Kılıçdaroğlu, İmamoğlu’nu engelleyebilecek mi?

Kılıçdaroğlu, Ekrem İmamoğlu’nun cumhurbaşkanı adaylığının önünü kesmek için her yolu deniyor ama başarılı olabilecek mi emin değilim.

Çünkü Ekrem İmamoğlu, yarın cumhurbaşkanı adayı olacakmış gibi çalışıyor.

29 Ekim Cumhuriyet Bayramı’yla Volkswagen Arena’daki etkinlikle tam bir cumhurbaşkanı adaylığı provası yaptı.

Volkswagen, Arena’daki ses ve ışık gösterisi için ciddi bir bütçe ayrılmış. İmamoğlu da o güne özel olarak hazırlanmış. İmamoğlu seçim kampanyasını başlatıyor. Sultanbeyli’yi ziyareti sırasında İstanbul Büyükşehir Belediye Başkanı sıfatıyla değil, cumhurbaşkanı adayı havasında konuştu.

İktidarı hedef aldı. “Artık yönetemiyorlar” dedi. “Ülkemizin bu idareden bir an önce kurtulması lazım” diye konuştu.

Bunları niçin aktarıyorum? İmamoğlu, cumhurbaşkanını halkın seçeceğini biliyor. O nedenle cumhurbaşkanı adayının belirleneceği masaya isminin halkın en çok desteklediği aday olarak girmesini istiyor. O nedenle halk tabanını genişletmeye çalışıyor. Karadeniz ziyaretiyle milliyetçi ve muhafazakârların, Diyarbakır gezisi ile Kürtlerin desteğini kazanmayı amaçlıyor.

İKİSİ ARASINDAKİ FARK

Kılıçdaroğlu sürekli olarak zikzak çiziyor. Bir yanda HDP’nin desteğini sağlamak için Irak ve Suriye tezkeresine hayır diyor, diğer yandan Yozgat’ta Kandil’i yerle yeksan etmekten söz ediyor.

Bir yandan ülkenin tüm sorunlarını çözeceğini söylüyor, diğer yandan herkesi tehdit ediyor.

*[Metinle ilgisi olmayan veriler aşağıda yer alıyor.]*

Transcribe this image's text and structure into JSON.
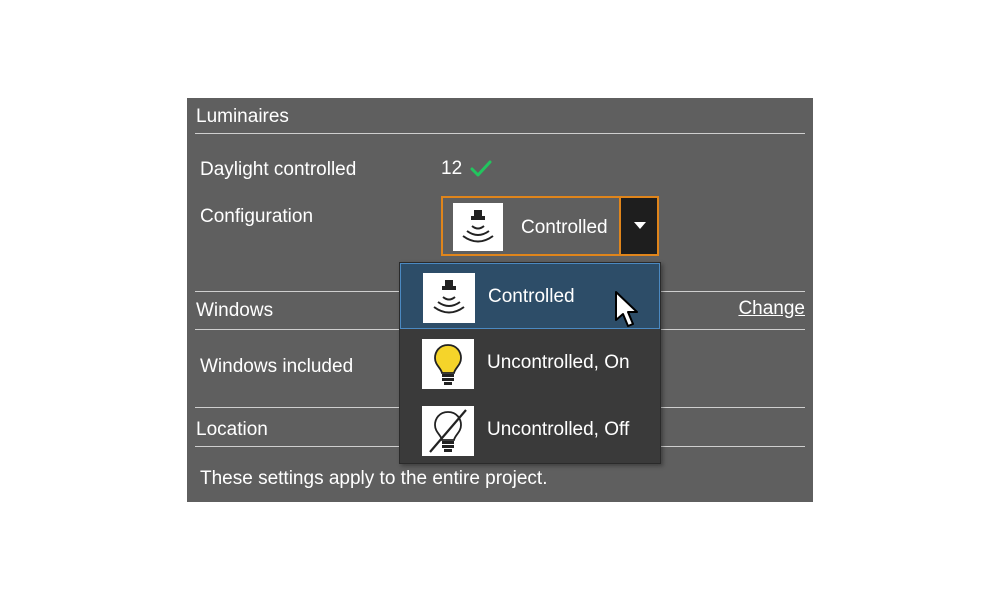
{
  "sections": {
    "luminaires": {
      "title": "Luminaires"
    },
    "windows": {
      "title": "Windows",
      "change_link": "Change"
    },
    "location": {
      "title": "Location"
    }
  },
  "rows": {
    "daylight_controlled": {
      "label": "Daylight controlled",
      "value": "12",
      "status_icon": "check-icon",
      "status_color": "#22c55e"
    },
    "configuration": {
      "label": "Configuration"
    },
    "windows_included": {
      "label": "Windows included"
    }
  },
  "configuration_combo": {
    "selected": "Controlled",
    "icon": "sensor-icon",
    "border_color": "#e0851b"
  },
  "dropdown": {
    "options": [
      {
        "label": "Controlled",
        "icon": "sensor-icon",
        "selected": true
      },
      {
        "label": "Uncontrolled, On",
        "icon": "lightbulb-on-icon",
        "selected": false
      },
      {
        "label": "Uncontrolled, Off",
        "icon": "lightbulb-off-icon",
        "selected": false
      }
    ],
    "highlight_color": "#2d4d68"
  },
  "footer": {
    "note": "These settings apply to the entire project."
  },
  "colors": {
    "panel": "#5f5f5f",
    "accent": "#e0851b",
    "dropdown_bg": "#3a3a3a"
  }
}
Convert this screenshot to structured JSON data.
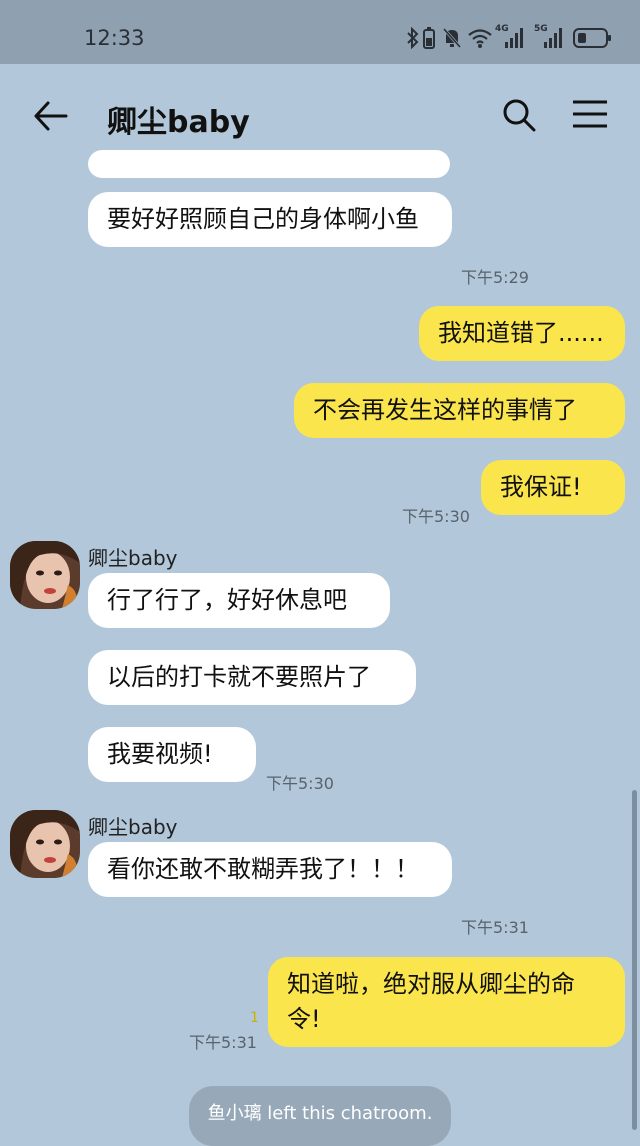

Ekrem İmamoğlu öyle yapmıyor. İlk zamanlardaki pırıltısını kaybetmesine, birinciliği Mansur Yavaş’a kaptırmasına rağmen halk tabanını güçlü tutmaya çalışıyor.

BİLEK GÜREŞİ

Böyle giderse Kılıçdaroğlu’nun, İmamoğlu’nun önünü kesmesi çok kolay gözükmüyor. Cumhurbaşkanı adayının belirleneceği ana kadar Kılıçdaroğlu ile İmamoğlu arasındaki rekabet sürecek.

İmamoğlu, Meral ve Pervin Ablalarına güveniyor ama Kılıçdaroğlu’nun elindeki imkânlar da az değil.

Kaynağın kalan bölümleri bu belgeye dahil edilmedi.